Exploring the meaning of “the public” and recognizing the limits of “the commons”

“The public” refers to a collective that can be grouped based on size, separations in region or borders, and by which institutions represent them. One can be “public” to a particular area, but maybe not to another. And those in these collectives are not all equally affected by the actions of individuals in the collective, but affected none the less. Cooperation and interaction are needed for survival in these collectives. In the modern world, this idea of “the public” includes online and virtual spaces.  

Of equal concern to my definition is that it provides acknowledgement to those existing in “the public” and being excluded from it. Common groups to think about are marginalized communities along the lines of race, religion, sexual orientation, etc. These are folks who are visibly in the public, but often not considered for a nuanced look at the question — “is this good for the public?” The notion of visibility and invisibly in “the public” extends beyond historically understood marginalization. “The public”, but also outside it: the poor, those limited in access to technology, those with disabilities or impairments, criminals, and may more. What role do visibility and invisibility play when discussing “the public”?  

“the public” shouldn’t separate who lives now and who will exist in the future. Those who follow inherit our resources (whatever is left) and the existing systems, such that they should be included in any discussion of “the public”.  


“the commons” is a tragedy, a solution, and a site for political and social contest. The tragedy and solution are linked in how my thoughts emerge on this topic. Fundamental difficulties in scaling the measures we know to work in maintaining commons rarely fit the needs of our modern world. They are applied in conditions with either private or public choices, inadequate regulations, and excessive reliance on technology, which can cause new problems. Dewey notes in The Public and Its Problems, “We have inherited, in short, local town-meeting practices and ideas. But we live and act and have our being in a continental national state.” (113) and “consequences of technology employed so as to facilitate the rapid and easy circulation of opinions and information, and so as to generate constant and intricate interaction far beyond the limits of face-to-face communities. Political and legal forms have only piece-meal and haltingly, with great lag, accommodated themselves to the industrial transformation. (114) This becomes more complex where resources are shared globally and, especially, where deciding on best practices is predicated on collective ability to understand the scale of an issue, detailed in Revisiting the Commons, “Management of these resources depends on the cooperation of appropriate international institutions and national, regional, and local institutions. Resources that are intrinsically difficult to measure or that require measurement with advanced technology, such as stocks of ocean fishes or petroleum reserves, are difficult to manage no matter what the scale of the resource.” ( Elinor Ostrom et al, 214).  

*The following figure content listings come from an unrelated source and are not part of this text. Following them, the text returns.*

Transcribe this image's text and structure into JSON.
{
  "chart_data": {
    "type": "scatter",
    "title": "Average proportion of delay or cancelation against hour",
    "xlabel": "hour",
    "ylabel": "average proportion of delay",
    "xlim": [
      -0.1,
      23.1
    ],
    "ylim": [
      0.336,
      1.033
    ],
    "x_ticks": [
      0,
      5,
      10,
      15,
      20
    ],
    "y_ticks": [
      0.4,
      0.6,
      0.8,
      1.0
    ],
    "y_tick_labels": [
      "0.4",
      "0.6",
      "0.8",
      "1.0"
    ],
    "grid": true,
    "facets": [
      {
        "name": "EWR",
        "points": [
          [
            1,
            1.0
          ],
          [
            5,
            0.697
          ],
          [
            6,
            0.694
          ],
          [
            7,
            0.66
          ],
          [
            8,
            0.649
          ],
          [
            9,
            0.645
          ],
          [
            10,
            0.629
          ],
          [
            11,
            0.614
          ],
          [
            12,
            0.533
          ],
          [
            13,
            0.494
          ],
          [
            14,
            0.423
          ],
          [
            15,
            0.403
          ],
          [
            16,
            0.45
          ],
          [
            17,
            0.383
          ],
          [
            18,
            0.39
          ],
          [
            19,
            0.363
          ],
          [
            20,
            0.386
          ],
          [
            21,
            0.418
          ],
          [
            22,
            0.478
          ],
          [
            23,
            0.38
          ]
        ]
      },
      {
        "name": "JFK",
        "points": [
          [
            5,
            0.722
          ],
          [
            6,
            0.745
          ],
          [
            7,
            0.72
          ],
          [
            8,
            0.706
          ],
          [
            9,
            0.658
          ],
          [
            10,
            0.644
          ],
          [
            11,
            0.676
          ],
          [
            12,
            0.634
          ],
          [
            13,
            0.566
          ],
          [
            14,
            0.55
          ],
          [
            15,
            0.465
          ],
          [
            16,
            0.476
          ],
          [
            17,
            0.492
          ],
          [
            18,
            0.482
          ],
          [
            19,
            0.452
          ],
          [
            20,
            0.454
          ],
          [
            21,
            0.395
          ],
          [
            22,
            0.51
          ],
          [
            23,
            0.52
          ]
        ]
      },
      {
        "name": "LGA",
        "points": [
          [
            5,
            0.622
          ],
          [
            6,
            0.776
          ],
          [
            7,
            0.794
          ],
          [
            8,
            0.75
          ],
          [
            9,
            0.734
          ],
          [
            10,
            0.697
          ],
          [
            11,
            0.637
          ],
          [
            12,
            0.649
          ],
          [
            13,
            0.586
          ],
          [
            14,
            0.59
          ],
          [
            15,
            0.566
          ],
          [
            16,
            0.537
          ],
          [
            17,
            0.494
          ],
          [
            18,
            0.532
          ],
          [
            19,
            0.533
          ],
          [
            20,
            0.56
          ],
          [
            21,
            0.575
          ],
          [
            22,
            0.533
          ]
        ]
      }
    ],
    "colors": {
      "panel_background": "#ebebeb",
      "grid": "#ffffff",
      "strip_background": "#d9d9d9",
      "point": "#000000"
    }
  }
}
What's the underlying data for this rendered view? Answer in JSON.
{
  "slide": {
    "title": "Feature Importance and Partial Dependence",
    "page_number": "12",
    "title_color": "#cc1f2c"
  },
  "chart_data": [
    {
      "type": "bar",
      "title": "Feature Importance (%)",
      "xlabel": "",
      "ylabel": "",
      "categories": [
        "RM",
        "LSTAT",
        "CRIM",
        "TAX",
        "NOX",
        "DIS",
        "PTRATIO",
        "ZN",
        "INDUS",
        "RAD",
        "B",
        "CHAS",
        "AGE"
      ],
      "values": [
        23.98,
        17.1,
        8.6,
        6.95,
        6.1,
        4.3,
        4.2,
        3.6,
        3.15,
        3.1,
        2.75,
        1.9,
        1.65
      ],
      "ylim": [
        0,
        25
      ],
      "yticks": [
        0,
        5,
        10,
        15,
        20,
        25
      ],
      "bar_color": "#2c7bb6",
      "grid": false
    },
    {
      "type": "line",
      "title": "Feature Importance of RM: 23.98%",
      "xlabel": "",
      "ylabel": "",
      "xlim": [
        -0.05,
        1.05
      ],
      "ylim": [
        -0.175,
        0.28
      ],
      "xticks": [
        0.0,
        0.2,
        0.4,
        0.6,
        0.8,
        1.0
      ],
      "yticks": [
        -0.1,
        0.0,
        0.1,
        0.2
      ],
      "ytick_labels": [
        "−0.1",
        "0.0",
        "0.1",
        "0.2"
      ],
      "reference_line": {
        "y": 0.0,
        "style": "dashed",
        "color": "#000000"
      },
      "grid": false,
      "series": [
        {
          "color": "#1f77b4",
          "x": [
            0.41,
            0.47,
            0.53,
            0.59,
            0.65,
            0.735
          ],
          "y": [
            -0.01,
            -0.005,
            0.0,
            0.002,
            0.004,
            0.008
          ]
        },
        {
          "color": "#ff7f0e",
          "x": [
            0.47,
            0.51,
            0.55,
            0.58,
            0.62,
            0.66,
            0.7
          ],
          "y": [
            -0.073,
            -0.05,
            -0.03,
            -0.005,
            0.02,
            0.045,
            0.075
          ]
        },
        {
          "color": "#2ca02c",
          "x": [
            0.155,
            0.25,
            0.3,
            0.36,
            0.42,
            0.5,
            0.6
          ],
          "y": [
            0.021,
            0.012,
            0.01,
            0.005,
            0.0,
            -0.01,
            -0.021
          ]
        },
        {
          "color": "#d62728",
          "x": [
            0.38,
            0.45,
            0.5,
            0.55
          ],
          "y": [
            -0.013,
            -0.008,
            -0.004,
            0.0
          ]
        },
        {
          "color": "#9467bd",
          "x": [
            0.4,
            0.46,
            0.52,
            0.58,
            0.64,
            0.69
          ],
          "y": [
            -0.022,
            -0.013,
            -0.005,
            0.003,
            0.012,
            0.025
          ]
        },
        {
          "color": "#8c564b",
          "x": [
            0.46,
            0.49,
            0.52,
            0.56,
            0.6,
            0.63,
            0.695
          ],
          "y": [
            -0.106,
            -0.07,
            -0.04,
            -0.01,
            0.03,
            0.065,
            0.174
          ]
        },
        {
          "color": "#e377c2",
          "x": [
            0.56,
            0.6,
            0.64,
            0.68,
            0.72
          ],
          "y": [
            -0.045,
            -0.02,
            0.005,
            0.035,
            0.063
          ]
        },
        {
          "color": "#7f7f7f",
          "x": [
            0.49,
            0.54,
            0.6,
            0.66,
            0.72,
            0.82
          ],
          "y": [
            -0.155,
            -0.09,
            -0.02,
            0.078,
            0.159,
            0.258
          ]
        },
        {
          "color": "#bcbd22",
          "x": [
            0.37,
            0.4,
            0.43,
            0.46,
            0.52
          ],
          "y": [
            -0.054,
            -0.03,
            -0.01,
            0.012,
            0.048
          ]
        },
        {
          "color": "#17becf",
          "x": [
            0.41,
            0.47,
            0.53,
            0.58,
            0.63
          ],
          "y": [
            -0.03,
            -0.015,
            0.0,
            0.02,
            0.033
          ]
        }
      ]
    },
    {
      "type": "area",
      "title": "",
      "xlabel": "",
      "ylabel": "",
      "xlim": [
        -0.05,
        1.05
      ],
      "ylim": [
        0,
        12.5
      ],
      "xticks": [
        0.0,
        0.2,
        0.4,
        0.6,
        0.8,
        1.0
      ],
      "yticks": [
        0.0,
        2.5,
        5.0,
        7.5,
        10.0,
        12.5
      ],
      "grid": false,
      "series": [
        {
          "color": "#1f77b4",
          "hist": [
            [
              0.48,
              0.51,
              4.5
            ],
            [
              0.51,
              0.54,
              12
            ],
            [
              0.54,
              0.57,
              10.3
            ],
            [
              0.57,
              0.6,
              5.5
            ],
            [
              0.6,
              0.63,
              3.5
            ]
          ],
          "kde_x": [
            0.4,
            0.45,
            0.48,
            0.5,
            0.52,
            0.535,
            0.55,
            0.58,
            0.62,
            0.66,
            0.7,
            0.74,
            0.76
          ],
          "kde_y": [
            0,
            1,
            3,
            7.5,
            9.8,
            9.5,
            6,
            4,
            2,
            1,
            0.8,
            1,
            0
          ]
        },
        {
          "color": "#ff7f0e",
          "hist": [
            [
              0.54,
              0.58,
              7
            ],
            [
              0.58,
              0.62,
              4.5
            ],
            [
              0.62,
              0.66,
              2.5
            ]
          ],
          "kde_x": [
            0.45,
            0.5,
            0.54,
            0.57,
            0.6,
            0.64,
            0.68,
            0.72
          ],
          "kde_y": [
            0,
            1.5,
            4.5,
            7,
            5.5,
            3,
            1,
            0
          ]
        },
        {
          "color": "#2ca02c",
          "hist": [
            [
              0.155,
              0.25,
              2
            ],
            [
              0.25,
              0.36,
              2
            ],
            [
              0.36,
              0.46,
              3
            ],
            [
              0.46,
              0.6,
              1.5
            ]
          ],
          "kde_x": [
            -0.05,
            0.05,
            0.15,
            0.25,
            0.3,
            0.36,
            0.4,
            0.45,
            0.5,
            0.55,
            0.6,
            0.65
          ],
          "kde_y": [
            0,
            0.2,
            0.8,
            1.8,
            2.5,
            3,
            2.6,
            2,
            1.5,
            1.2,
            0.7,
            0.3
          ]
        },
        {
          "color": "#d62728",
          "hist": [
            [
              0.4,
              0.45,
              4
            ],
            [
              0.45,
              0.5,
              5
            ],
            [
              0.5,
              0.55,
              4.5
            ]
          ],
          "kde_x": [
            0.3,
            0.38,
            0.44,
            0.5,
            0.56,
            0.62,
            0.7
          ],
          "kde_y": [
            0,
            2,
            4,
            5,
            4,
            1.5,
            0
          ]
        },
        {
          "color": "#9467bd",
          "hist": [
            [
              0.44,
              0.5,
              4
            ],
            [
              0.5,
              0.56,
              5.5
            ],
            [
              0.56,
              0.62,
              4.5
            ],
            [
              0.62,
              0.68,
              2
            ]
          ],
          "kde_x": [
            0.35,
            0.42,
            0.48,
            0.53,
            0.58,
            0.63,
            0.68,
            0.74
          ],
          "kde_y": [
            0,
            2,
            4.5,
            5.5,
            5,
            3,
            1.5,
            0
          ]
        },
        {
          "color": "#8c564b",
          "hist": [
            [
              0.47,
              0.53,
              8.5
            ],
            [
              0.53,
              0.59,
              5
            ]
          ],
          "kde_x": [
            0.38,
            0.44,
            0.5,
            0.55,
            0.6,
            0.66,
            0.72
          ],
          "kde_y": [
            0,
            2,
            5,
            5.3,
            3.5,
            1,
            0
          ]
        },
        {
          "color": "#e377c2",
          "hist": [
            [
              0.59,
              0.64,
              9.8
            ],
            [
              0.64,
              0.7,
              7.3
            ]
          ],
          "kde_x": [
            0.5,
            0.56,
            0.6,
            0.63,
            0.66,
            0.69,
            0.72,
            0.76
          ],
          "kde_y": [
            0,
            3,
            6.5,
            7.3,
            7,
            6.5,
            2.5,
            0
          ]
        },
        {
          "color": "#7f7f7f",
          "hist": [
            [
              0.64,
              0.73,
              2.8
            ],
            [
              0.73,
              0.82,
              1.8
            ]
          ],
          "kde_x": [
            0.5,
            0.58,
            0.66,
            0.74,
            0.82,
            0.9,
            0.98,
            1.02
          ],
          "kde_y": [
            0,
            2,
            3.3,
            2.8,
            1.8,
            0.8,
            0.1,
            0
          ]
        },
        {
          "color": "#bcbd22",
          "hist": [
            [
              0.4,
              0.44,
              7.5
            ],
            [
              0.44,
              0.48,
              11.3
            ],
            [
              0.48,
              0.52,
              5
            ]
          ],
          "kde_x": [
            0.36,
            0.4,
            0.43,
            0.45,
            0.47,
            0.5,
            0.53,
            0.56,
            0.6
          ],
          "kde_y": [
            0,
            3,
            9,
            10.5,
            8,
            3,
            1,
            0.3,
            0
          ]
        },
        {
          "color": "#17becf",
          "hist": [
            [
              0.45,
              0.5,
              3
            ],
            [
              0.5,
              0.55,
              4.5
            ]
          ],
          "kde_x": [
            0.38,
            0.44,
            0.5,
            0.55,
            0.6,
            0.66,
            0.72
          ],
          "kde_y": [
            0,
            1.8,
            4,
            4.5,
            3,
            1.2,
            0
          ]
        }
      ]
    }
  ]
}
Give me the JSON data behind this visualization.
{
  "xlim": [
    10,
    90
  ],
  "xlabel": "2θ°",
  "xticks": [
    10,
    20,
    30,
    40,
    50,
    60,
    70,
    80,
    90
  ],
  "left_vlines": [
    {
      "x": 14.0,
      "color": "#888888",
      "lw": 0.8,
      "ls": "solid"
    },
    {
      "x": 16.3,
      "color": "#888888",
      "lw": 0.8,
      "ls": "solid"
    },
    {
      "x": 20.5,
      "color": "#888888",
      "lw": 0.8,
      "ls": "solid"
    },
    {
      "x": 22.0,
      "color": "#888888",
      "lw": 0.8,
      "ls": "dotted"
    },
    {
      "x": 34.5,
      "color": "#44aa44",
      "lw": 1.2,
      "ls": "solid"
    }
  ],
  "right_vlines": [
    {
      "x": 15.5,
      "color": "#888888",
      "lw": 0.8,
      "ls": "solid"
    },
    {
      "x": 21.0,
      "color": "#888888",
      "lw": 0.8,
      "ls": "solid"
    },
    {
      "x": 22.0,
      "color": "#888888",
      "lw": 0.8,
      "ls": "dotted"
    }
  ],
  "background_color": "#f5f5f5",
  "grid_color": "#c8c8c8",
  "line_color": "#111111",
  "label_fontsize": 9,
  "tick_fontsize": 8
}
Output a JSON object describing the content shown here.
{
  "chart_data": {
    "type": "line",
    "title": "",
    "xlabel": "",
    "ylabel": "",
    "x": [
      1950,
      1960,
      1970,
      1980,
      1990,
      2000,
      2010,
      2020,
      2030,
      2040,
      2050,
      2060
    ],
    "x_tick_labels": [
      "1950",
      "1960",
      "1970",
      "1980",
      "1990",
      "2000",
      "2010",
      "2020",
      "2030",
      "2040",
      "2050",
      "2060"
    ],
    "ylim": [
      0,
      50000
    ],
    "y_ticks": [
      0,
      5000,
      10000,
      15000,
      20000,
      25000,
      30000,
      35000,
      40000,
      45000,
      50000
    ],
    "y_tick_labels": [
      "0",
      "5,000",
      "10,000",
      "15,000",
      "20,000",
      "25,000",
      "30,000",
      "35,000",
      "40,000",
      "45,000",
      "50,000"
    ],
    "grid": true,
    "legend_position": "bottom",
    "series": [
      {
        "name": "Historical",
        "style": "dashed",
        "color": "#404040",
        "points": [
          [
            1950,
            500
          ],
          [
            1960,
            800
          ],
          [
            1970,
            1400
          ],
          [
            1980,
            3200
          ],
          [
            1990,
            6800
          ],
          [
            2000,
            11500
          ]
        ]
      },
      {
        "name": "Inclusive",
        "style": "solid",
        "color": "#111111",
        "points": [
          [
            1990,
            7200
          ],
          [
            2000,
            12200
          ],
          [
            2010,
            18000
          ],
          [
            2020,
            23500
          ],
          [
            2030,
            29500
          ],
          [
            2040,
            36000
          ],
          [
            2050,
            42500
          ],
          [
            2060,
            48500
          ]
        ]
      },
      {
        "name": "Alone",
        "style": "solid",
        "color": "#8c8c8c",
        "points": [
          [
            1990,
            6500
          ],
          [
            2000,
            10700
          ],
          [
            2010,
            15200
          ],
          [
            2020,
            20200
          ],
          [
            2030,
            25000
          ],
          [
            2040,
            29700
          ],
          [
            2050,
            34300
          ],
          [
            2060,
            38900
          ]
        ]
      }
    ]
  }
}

“the commons” as a site for political and social contest seems inextricably linked to ideals and actions proposed in The Undercommons: Fugitive Planning & Black Study. “The coalition unites us in the recognition that we must change things or die. All of us.” (10). What “the commons” looks like without political and social contest? This is difficult to imagine for someone born in the US, in the modern times. We are watching in real time what failing to allow space for “radical” and uncomfortable discussion in public forums has done to the planet and our societies. Embracing messy and unconventional methods for tacking our problems is worth it. Understanding the Undercommons and perspectives like it help to envision commons that are less prone to tragedy.